The controversial 2012 labor statute, which prompted walkouts and boycotts as it moved through the General Assembly, was struck down by Lake Superior Court Judge John Sedia last year as incompatible with the Indiana Constitution.
Sedia determined that because federal law requires unions provide certain bargaining and grievance services to all employees at a unionized workplace, forcing unions to give nonmembers those services free — as mandated by the right-to-work law — violates the Indiana Constitution's guarantee of compensation for services.
Republican Attorney General Greg Zoeller asked the Supreme Court to overturn Sedia's ruling, which is on hold while the appeal is pending.

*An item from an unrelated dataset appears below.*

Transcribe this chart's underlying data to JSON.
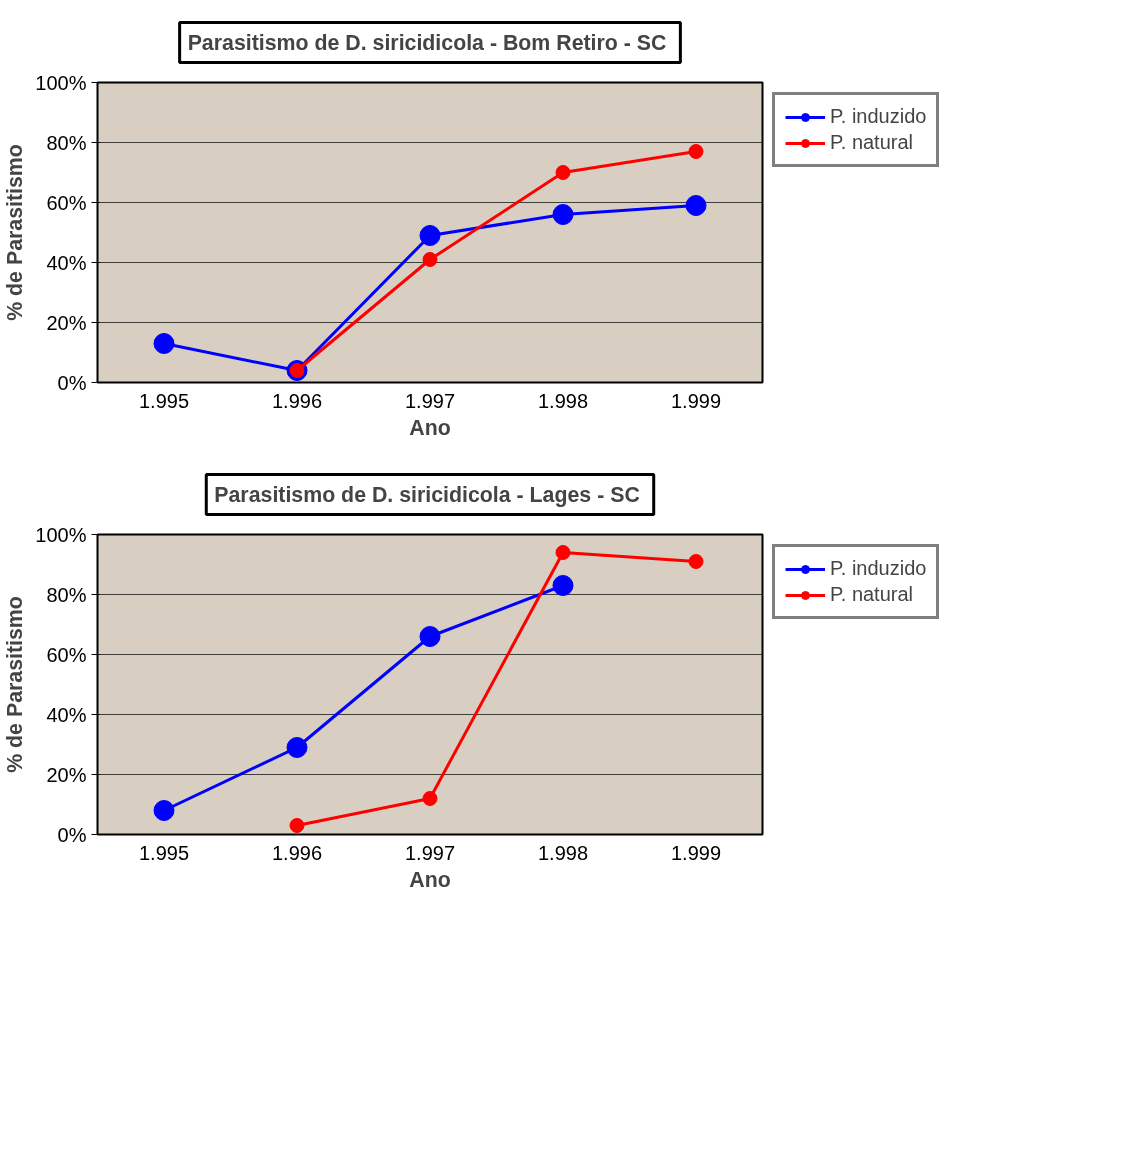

The high court's five justices directly review lower court decisions that find state laws unconstitutional.
Zoeller claims the right-to-work law should be restored because it's not the state compelling exclusive-agency unions to provide bargaining services to nonmembers.
"The right-to-work law imposes no demands on unions," Zoeller said. "It merely gives employees in Indiana the choice whether to join a union (or otherwise pay dues) — a choice that is specifically authorized by federal law."
Attorney Dale Pierson, representing the International Union of Operating Engineers, Local 150, which challenged the law, said Zoeller's argument is not believable, because the state is well aware federal law compels unions to treat members and nonmembers the same.
In addition, Pierson said state leaders repeatedly announced their goal of obtaining economic development benefits by enacting a right-to-work law.
"Unions have historically been compensated for (their) services. The Indiana right-to-work law takes that compensation away," Pierson said. "Far from simply ensuring that union membership is entirely voluntary, the state specifically passed its right-to-work law hoping to benefit by this taking."
Following oral arguments, the Supreme Court likely will issue its ruling in early 2015.